Create a database that can differentiate and identify all recipes in some way. Let the crafting code depend entirely on them as entities (by using the tables as index, or by using an id as index, …). Then how you select the recipes is purely a matter of interfacing, supporting selection/search methods is a piece of cake then. You could support all criteria to select/search for recipes that way without much work.

Also, do I start writing it as a standalone program for a single turtle, or do I make a central computer that instructs one or more turtles to do what's necessary? If I make the inventory multi-storey then one turtle per storey delivering materials to a master crafter turtle would make sense, and the player can monitor progress from the console.
My advise on this one is a bit the same as on the previous question. Make it modular; use abstraction.
E.g. create an API that supports crafting of any arbitrary recipe given that it has an interface (another API/metatable probably) that it can query for items. Calling the methods on that interface will ensure delivery of the items in known slots. Whether the interface will do this by fetching the items from chests itself, or by commanding other turtles to bring them doesn't matter at this point.
Then you can create two (or more) APIS that implement this interface, one that commands slave turtles, one that does all the work itself.
Then you create a solid database for all recipes, make all entries unique and make them all have every relevant piece of info on a recipe you can think of.
Next you could create the wrapper that can query the database for recipes, passes the specified transportation interface to the crafting API and passes the recipe retrieved from the database to the crafting API.

If you follow a design like this and you decide to implement only one of the transportation methods, that's fine. It's a minimal amount of work to implement more transportation API's later and they are totally independent of the rest of the code. And best of all, following a solid design like this will probably even make easier to code it all.

I don't want to act like you couldn't think(/haven't though) of this yourself, I just got a bit carried away. :D/> (I will need to hold myself in order to not start on it myself. :P/>)
PhilHibbs #9
Posted 01 February 2013 - 05:12 AM
I don't want to act like you couldn't think(/haven't though) of this yourself, I just got a bit carried away. :D/>/>/> (I will need to hold myself in order to not start on it myself. :P/>/>/>)
My design skills are severely rusty so it's good to get this input. It's been a long time since I've done any significant amount of object-oriented programming, I've mostly been using package tools and patching the gaps with little Perl scripts for the last 15 years or so.

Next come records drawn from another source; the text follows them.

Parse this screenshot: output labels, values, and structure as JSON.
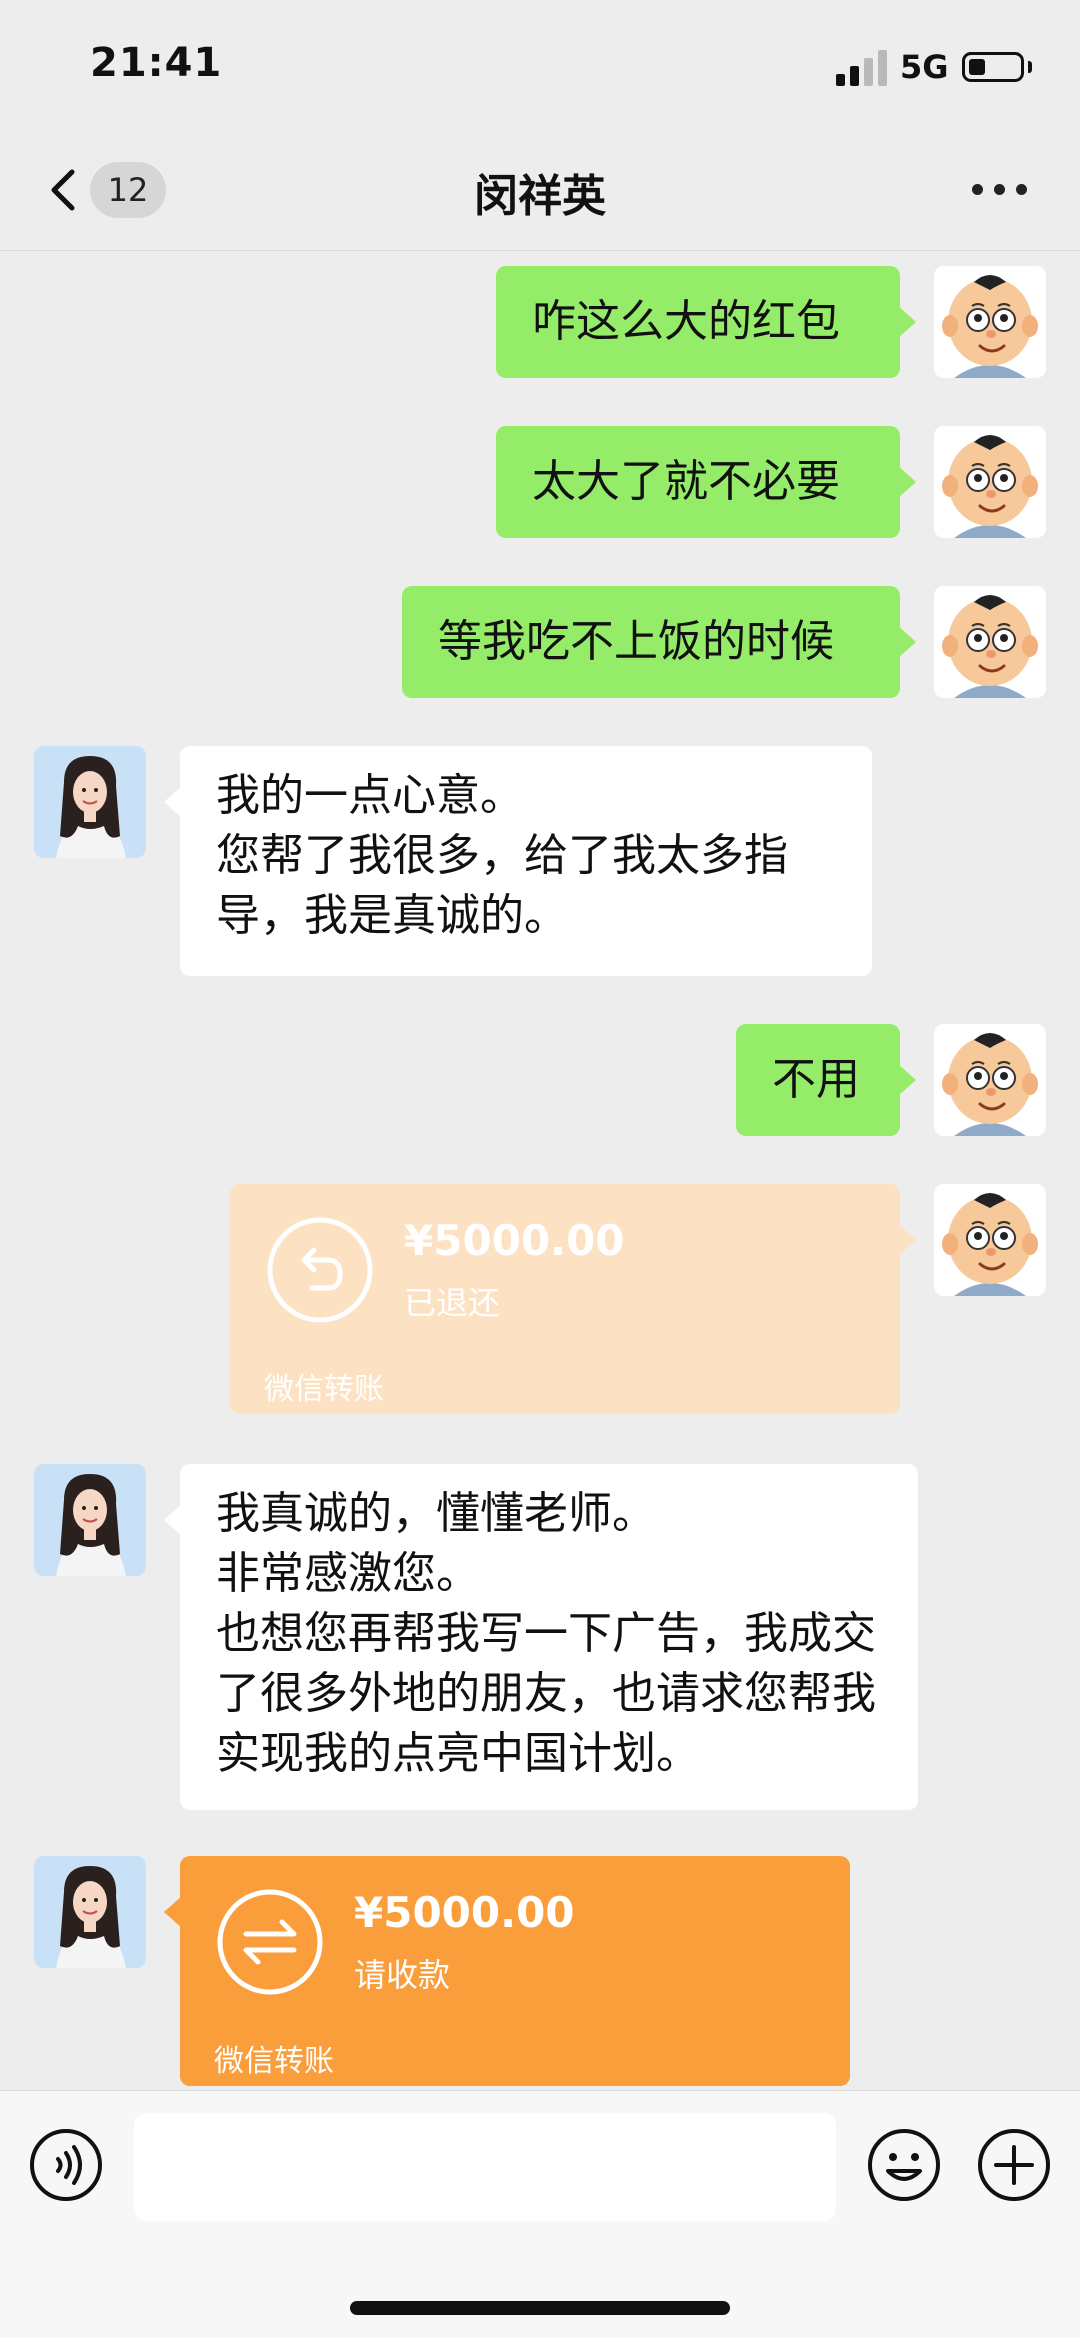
{
  "status_bar": {
    "time": "21:41",
    "network": "5G",
    "battery_fraction": 0.25
  },
  "nav": {
    "unread_count": "12",
    "title": "闵祥英",
    "back_icon": "chevron-left-icon",
    "more_icon": "more-dots-icon"
  },
  "messages": [
    {
      "side": "right",
      "type": "text",
      "text": "咋这么大的红包"
    },
    {
      "side": "right",
      "type": "text",
      "text": "太大了就不必要"
    },
    {
      "side": "right",
      "type": "text",
      "text": "等我吃不上饭的时候"
    },
    {
      "side": "left",
      "type": "text",
      "text": "我的一点心意。\n您帮了我很多，给了我太多指导，我是真诚的。"
    },
    {
      "side": "right",
      "type": "text",
      "text": "不用"
    },
    {
      "side": "right",
      "type": "transfer",
      "amount": "¥5000.00",
      "status": "已退还",
      "footer": "微信转账",
      "icon": "return-arrow-icon"
    },
    {
      "side": "left",
      "type": "text",
      "text": "我真诚的，懂懂老师。\n非常感激您。\n也想您再帮我写一下广告，我成交了很多外地的朋友，也请求您帮我实现我的点亮中国计划。"
    },
    {
      "side": "left",
      "type": "transfer",
      "amount": "¥5000.00",
      "status": "请收款",
      "footer": "微信转账",
      "icon": "transfer-arrows-icon"
    }
  ],
  "input_bar": {
    "placeholder": "",
    "voice_icon": "voice-icon",
    "emoji_icon": "emoji-icon",
    "plus_icon": "plus-icon"
  },
  "colors": {
    "background": "#ededed",
    "sent_bubble": "#95ec69",
    "received_bubble": "#ffffff",
    "transfer_pending": "#fa9d3b",
    "transfer_returned": "#fde1c3"
  }
}
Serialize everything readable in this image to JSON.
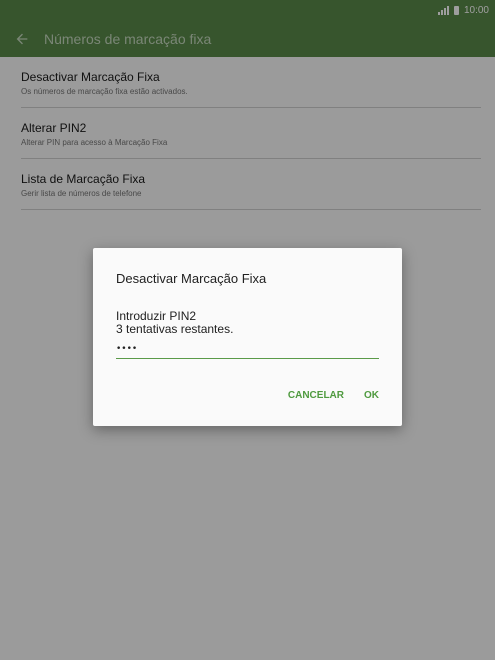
{
  "status_bar": {
    "time": "10:00",
    "signal_icon": "signal-icon",
    "battery_icon": "battery-icon"
  },
  "app_bar": {
    "title": "Números de marcação fixa",
    "back_icon": "arrow-back-icon"
  },
  "settings": {
    "items": [
      {
        "title": "Desactivar Marcação Fixa",
        "subtitle": "Os números de marcação fixa estão activados."
      },
      {
        "title": "Alterar PIN2",
        "subtitle": "Alterar PIN para acesso à Marcação Fixa"
      },
      {
        "title": "Lista de Marcação Fixa",
        "subtitle": "Gerir lista de números de telefone"
      }
    ]
  },
  "dialog": {
    "title": "Desactivar Marcação Fixa",
    "message_line1": "Introduzir PIN2",
    "message_line2": "3 tentativas restantes.",
    "pin_value": "••••",
    "cancel_label": "CANCELAR",
    "ok_label": "OK"
  },
  "colors": {
    "accent": "#5a8a4a",
    "button_text": "#4f9a3f"
  }
}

The biggest problem is that I'm impatient, I want to see something happening right away, so I tend to bodge things together and code myself into a corner.
Orwell #10
Posted 01 February 2013 - 05:18 AM
I don't want to act like you couldn't think(/haven't though) of this yourself, I just got a bit carried away. :D/>/> (I will need to hold myself in order to not start on it myself. :P/>/>)
My design skills are severely rusty so it's good to get this input. It's been a long time since I've done any significant amount of object-oriented programming, I've mostly been using package tools and patching the gaps with little Perl scripts for the last 15 years or so.
You've been in the game for a long time it seems. :P/> I'd love to get some feedback on the design if you have the time to think about it. If you could find any hick-ups or errors, we could improve this to the point of an optimal design. :)/> (doesn't mean I want to interfere with your coding though)
PhilHibbs #11
Posted 01 February 2013 - 06:06 AM
You've been in the game for a long time it seems.
I wrote my first program in 1977 or 1978. I was 9 years old.